Purported image of Dr. Johann Georg Faust (approx. 1480 – 1540)
Purported image of Dr. Johann Georg Faust (approx. 1480 – 1540)

Dr. Johann Georg Faust (approx. 1480 – 1540) was a German alchemist who was born in the village of Knittlingen, Württemberg (it is also claimed in Roda in the province of Weimar, and also in Helmstadt near Heidelberg in 1466). He has alternatively been known by the names “Johann Sabellicus” and “Georg Faust.” In 1507, Johannes Trithemius of Sponheim wrote that Faust was a con-man and a drifter who preyed on the gullible. He said he had fled a teaching position in Kreuznach after molesting several of the boys there.

He may have then gone on to the University of Heidelberg to study, obtaining a degree in divinity from Heidelberg University in 1509, and then to Poland where a colleague of Martin Luther, Philip Melanchthon, says Faust studied magic at the University of Kraków.

Martin Luther and Philip Melanchthon are said to have alleged Faust’s companionship with the devil.

After that, he appears at the University of Ehrfut in central Germany.
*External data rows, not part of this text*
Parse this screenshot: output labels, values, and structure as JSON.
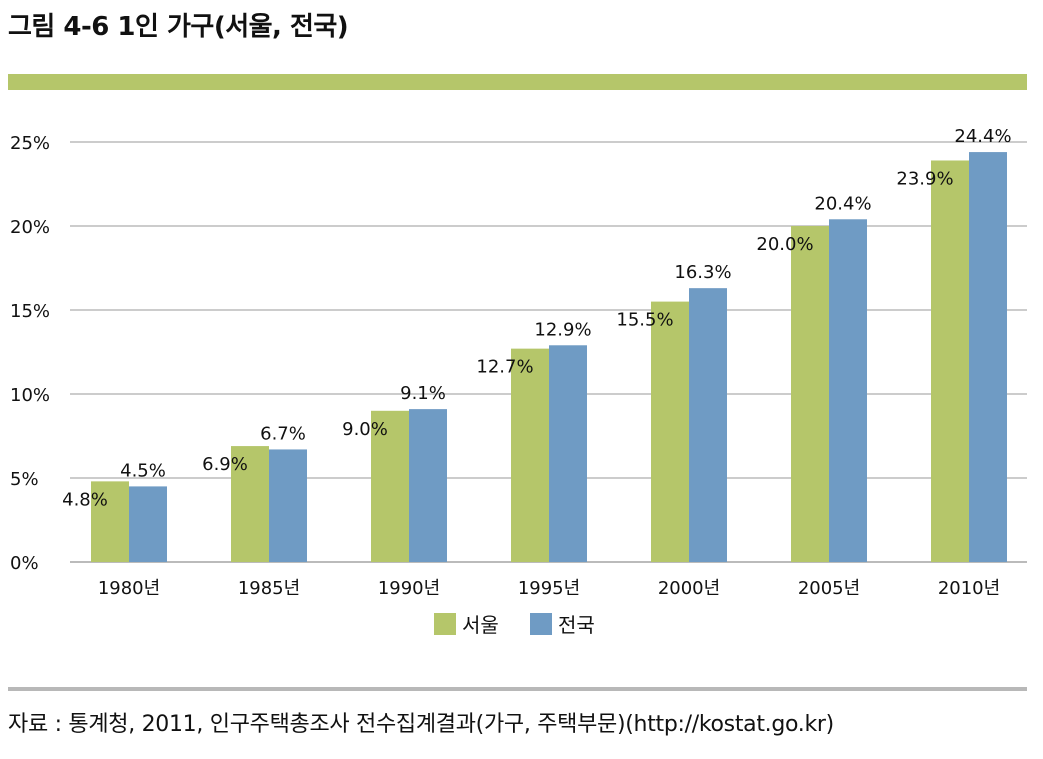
{
  "figure_title": "그림 4-6 1인 가구(서울, 전국)",
  "source_note": "자료 : 통계청, 2011, 인구주택총조사 전수집계결과(가구, 주택부문)(http://kostat.go.kr)",
  "colors": {
    "seoul": "#b5c66a",
    "nation": "#6f9bc4",
    "grid": "#9a9a9a",
    "accent_bar": "#b5c66a"
  },
  "chart_data": {
    "type": "bar",
    "title": "그림 4-6 1인 가구(서울, 전국)",
    "xlabel": "",
    "ylabel": "",
    "categories": [
      "1980년",
      "1985년",
      "1990년",
      "1995년",
      "2000년",
      "2005년",
      "2010년"
    ],
    "series": [
      {
        "name": "서울",
        "values": [
          4.8,
          6.9,
          9.0,
          12.7,
          15.5,
          20.0,
          23.9
        ],
        "labels": [
          "4.8%",
          "6.9%",
          "9.0%",
          "12.7%",
          "15.5%",
          "20.0%",
          "23.9%"
        ]
      },
      {
        "name": "전국",
        "values": [
          4.5,
          6.7,
          9.1,
          12.9,
          16.3,
          20.4,
          24.4
        ],
        "labels": [
          "4.5%",
          "6.7%",
          "9.1%",
          "12.9%",
          "16.3%",
          "20.4%",
          "24.4%"
        ]
      }
    ],
    "ylim": [
      0,
      25
    ],
    "yticks": [
      0,
      5,
      10,
      15,
      20,
      25
    ],
    "ytick_labels": [
      "0%",
      "5%",
      "10%",
      "15%",
      "20%",
      "25%"
    ],
    "grid": true,
    "legend_position": "bottom-center"
  }
}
It is said that when he lectured on Homer he conjured up Homer’s heroes for his students.

He was expelled from Ehrfut by the Franciscan monk Dr. Klinge (who was the cathedral preacher from 1520-1556). Dr. Klinge asked for Faust’s repentance. Faust refused the monk’s offer of intervention and admitted having signed a pact with the Devil, and said that he trusted the Devil more than God.

In 1523 he is said to have visited Auerbach’s Tavern in Leipzig where he conjured wine out of a table, and rode a barrel of wine. Goethe often visited the same tavern as a student centuries later.
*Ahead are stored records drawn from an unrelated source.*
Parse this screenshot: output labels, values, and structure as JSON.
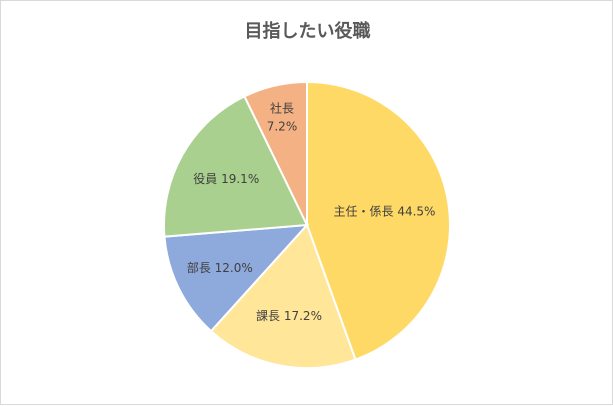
{
  "chart_data": {
    "type": "pie",
    "title": "目指したい役職",
    "start_angle_deg": 0,
    "direction": "clockwise",
    "slices": [
      {
        "label": "主任・係長",
        "percent_label": "44.5%",
        "value": 44.5,
        "color": "#FFD966"
      },
      {
        "label": "課長",
        "percent_label": "17.2%",
        "value": 17.2,
        "color": "#FFE699"
      },
      {
        "label": "部長",
        "percent_label": "12.0%",
        "value": 12.0,
        "color": "#8EA9DB"
      },
      {
        "label": "役員",
        "percent_label": "19.1%",
        "value": 19.1,
        "color": "#A9D08E"
      },
      {
        "label": "社長",
        "percent_label": "7.2%",
        "value": 7.2,
        "color": "#F4B183"
      }
    ]
  }
}
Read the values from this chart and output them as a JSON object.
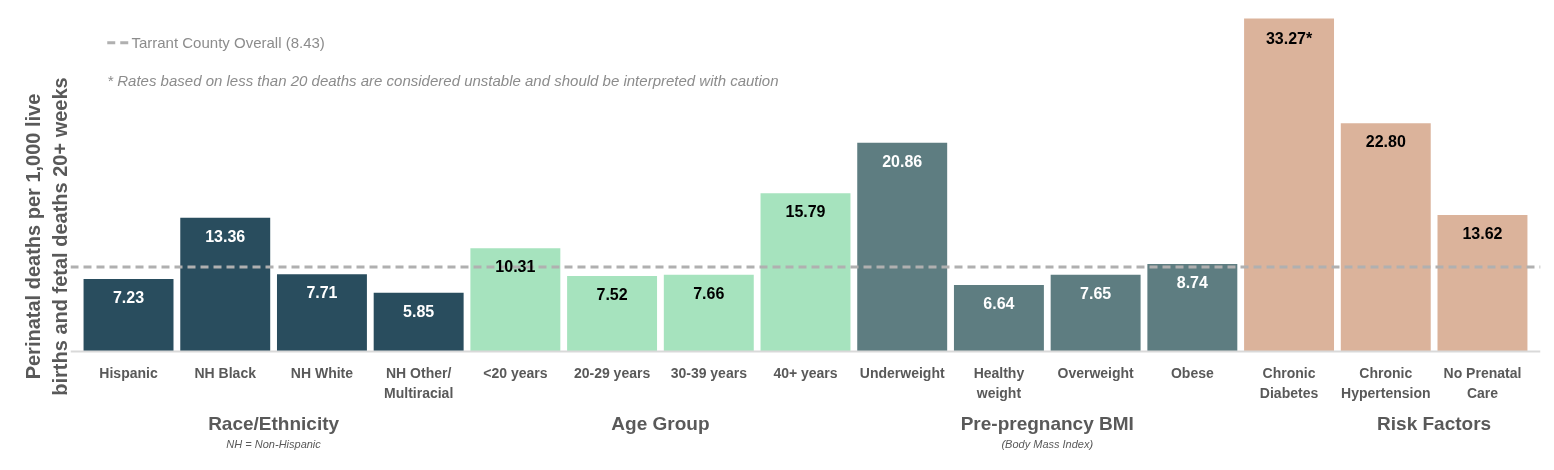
{
  "chart_data": {
    "type": "bar",
    "ylabel": "Perinatal deaths per 1,000 live\nbirths and fetal deaths 20+ weeks",
    "categories": [
      "Hispanic",
      "NH Black",
      "NH White",
      "NH Other/\nMultiracial",
      "<20 years",
      "20-29 years",
      "30-39 years",
      "40+ years",
      "Underweight",
      "Healthy\nweight",
      "Overweight",
      "Obese",
      "Chronic\nDiabetes",
      "Chronic\nHypertension",
      "No Prenatal\nCare"
    ],
    "values": [
      7.23,
      13.36,
      7.71,
      5.85,
      10.31,
      7.52,
      7.66,
      15.79,
      20.86,
      6.64,
      7.65,
      8.74,
      33.27,
      22.8,
      13.62
    ],
    "value_labels": [
      "7.23",
      "13.36",
      "7.71",
      "5.85",
      "10.31",
      "7.52",
      "7.66",
      "15.79",
      "20.86",
      "6.64",
      "7.65",
      "8.74",
      "33.27*",
      "22.80",
      "13.62"
    ],
    "colors": [
      "#294d5e",
      "#294d5e",
      "#294d5e",
      "#294d5e",
      "#a6e3be",
      "#a6e3be",
      "#a6e3be",
      "#a6e3be",
      "#5e7d81",
      "#5e7d81",
      "#5e7d81",
      "#5e7d81",
      "#dbb39b",
      "#dbb39b",
      "#dbb39b"
    ],
    "tick_labels": "x",
    "grid": false,
    "ref_lines": [
      {
        "axis": "y",
        "value": 8.43,
        "label": "Tarrant County Overall (8.43)",
        "color": "#b0b0b0",
        "line_style": "dashed"
      }
    ],
    "annotations": [
      "* Rates based on less than 20 deaths are considered unstable and should be interpreted with caution",
      "Race/Ethnicity",
      "NH = Non-Hispanic",
      "Age Group",
      "Pre-pregnancy BMI",
      "(Body Mass Index)",
      "Risk Factors"
    ]
  }
}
From then on, as his reputation for genius grew, so did his notoriety, and he was expelled from a succession of cities.

Is is said that Faust had predicted that the Bishop of Münster (Franz von Waldeck) would capture the city of Münster, and that he correctly predicted the outcome of Philipp von Hutten’s Venezuelan expedition.

Once, while he was in prison, in exchange for wine he offered to show a chaplain how to remove hair from his face without a razor. The chaplain provided the wine and Faustus gave the chaplain a salve of arsenic, which removed both the hair and the flesh.

Faust died in 1540 or 1541. Legend says that he came to a terrible end near Wittenberg, where the devil tore him to pieces and left him on a dung heap, with his eyes glued to a wall.

History to Legend

In 1587 a chapbook “Historia von D. Iohan Fausten” was published about the sins of Faust, and was soon translated into English, where it inspired Christopher Marlowe. Marlowe’s Doctor Faustus, was studied by Johann Wolfgang von Goethe (who may also have read the German version), and the legend of Faust grew.